Generalised Symmetries and Manifest Duality I: Flat Spacetime

TL;DR

This work presents a new, gauge-potential–based action for duality-invariant gauge theories that remains manifestly Lorentz-invariant, polynomial, and readily quantizable. Central to the construction is a harmonic higher-form symmetry that fixes the correct self-dual field-strength in terms of potentials, enabling a straightforward decoupling of a shadow sector and clean coupling to matter, including the Witten effect and minimal coupling.
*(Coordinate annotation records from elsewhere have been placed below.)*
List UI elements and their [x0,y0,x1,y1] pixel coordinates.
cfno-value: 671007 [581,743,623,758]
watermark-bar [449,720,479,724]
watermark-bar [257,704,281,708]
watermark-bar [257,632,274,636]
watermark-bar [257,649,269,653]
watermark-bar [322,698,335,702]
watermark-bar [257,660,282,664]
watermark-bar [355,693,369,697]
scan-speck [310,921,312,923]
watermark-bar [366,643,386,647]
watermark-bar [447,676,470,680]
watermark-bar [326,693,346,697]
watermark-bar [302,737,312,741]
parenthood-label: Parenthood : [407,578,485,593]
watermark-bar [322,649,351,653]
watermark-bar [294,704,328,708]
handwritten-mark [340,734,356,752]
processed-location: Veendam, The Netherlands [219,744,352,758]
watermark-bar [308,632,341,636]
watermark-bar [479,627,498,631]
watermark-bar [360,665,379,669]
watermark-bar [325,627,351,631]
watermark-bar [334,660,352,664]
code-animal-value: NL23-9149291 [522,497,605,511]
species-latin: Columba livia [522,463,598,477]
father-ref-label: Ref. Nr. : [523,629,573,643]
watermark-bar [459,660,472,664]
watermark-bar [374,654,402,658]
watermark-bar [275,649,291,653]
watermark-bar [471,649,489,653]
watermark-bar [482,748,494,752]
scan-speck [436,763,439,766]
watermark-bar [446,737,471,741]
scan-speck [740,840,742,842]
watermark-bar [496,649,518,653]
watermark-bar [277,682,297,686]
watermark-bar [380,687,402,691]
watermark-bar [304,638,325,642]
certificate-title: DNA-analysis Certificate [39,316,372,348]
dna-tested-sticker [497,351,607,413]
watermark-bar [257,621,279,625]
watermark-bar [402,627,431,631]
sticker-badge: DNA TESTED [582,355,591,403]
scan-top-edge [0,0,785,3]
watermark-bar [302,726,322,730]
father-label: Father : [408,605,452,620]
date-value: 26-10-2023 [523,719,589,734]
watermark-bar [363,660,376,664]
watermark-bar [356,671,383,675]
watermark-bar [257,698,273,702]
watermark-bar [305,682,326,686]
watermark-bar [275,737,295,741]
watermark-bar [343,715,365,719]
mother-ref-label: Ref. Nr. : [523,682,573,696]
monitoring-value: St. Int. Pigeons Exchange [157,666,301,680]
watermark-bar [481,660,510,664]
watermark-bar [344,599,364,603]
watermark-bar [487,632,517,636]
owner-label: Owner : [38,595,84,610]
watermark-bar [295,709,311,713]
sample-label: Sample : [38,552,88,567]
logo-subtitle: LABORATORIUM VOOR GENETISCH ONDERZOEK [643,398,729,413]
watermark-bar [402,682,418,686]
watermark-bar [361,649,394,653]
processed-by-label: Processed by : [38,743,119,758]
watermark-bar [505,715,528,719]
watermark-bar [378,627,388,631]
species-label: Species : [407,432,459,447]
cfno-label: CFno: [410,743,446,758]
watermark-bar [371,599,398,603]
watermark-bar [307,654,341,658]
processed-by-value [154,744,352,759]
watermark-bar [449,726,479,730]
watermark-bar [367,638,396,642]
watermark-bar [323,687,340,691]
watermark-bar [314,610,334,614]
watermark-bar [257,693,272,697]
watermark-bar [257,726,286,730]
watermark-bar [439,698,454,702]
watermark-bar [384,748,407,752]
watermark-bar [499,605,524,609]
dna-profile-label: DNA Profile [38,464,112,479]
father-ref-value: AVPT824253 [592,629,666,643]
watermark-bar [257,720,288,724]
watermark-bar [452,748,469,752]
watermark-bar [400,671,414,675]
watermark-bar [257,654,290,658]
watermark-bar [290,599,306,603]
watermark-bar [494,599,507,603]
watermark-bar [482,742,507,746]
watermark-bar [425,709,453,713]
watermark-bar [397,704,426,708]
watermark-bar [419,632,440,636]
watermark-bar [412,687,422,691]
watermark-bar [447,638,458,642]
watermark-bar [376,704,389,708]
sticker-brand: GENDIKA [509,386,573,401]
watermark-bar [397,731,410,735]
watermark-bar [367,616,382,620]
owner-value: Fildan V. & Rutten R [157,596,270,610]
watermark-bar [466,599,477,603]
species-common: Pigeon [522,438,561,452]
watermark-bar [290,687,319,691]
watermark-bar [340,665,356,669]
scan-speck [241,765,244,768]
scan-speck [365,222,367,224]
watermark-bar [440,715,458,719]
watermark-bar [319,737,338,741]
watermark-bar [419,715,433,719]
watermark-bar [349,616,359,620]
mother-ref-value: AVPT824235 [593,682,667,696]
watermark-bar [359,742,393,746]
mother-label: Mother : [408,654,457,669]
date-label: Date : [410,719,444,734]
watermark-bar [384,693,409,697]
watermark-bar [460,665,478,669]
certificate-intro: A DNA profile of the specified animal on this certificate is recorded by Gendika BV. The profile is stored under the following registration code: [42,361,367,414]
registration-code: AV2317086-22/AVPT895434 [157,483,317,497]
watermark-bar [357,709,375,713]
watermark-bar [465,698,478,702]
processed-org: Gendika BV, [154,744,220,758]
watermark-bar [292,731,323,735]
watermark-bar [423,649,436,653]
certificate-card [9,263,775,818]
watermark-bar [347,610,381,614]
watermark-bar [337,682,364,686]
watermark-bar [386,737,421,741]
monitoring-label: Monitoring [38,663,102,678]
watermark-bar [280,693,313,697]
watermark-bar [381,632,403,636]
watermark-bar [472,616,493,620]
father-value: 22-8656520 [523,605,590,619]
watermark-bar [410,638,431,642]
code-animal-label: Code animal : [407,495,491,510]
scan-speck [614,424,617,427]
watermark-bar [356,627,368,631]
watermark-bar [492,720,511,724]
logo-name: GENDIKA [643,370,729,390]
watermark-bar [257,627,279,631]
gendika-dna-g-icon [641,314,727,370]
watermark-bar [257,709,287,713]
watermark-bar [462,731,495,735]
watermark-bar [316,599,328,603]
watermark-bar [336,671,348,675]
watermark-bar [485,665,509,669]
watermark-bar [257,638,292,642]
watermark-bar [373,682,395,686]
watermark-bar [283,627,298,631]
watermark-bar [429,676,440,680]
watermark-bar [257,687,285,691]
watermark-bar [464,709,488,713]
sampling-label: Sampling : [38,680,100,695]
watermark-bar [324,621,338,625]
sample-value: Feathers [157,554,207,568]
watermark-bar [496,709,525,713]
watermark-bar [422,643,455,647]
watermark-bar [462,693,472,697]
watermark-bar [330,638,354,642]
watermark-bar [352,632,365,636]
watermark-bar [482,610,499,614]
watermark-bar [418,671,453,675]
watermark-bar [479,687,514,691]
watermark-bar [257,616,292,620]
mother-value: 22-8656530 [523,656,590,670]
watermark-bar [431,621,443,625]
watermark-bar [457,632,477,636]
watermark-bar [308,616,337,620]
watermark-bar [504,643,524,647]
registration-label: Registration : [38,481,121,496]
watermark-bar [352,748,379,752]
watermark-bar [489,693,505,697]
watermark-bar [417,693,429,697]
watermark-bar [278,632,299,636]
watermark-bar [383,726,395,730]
The framework unifies with Sen’s flux-based description via gauging the harmonic symmetry and extends naturally to general dimensions and non-Abelian gauge fields, with explicit development of QEMD in D=4, complete Feynman rules, and field-strength–based perturbation theory that matches previous results. Supersymmetric extensions and a general dimensional formulation are developed, indicating broad applicability to duality-invariant QFTs in flat spacetime and offering a robust platform for future gravity- and string-inspired generalizations.

Abstract

We present a novel, manifestly Lorentz-invariant, polynomial, and straightforwardly quantisable action for duality-symmetric gauge theories formulated using gauge potentials. Central to our construction is the identification of a harmonic higher-form symmetry which uniquely determines the field-strength and resolves the tension between Bianchi identities and dynamical equations of motion. Gauging this symmetry reproduces the flux-based description due to Sen and shows that the quantum consistency checks established for Sen's formalism are automatically subsumed by our action. Unlike Sen's flux-based formalism, our framework admits a simple minimal coupling to matter, the Witten effect, and extends readily to non-Abelian gauge fields. The new action admits remarkably simple supersymmetrisation. Using this action, we derive self-dual Yang-Mills equations from first principles and demonstrate the formalism explicitly for quantum electro-magnetodynamics in $D=4$. We also present a proof of charge quantisation that applies equally to ours and Sen's formulations.

Figures (5)

• Figure 1: The surfaces $\mathcal{D}$ only has the constraint that it ends on the worldline of an electrically charged particle represented by the blue line. As it is deformed to a new surface $\mathcal{D}'$ while still attached to the same electric worldline, the action changes if there are magnetic worldlines represented by purple lines that are within the volume bounded by these two surfaces. Demanding the partition function remains unchanged leads directly to charge quantisation.
• Figure 2: Monopole surrounded by axion domain wall. The theta vacua inside the shell is vanishing but outside the shell is a non-zero constant.
• Figure 3: $s$ and $u$ channel diagrams at tree level
• Figure 4: 1-loop diagrams contributing to charge renormalisation.
• Figure 5: Photon-source vertex in field strength based perturbation theory is mathematically equal to the vertex in the new potential based formalism.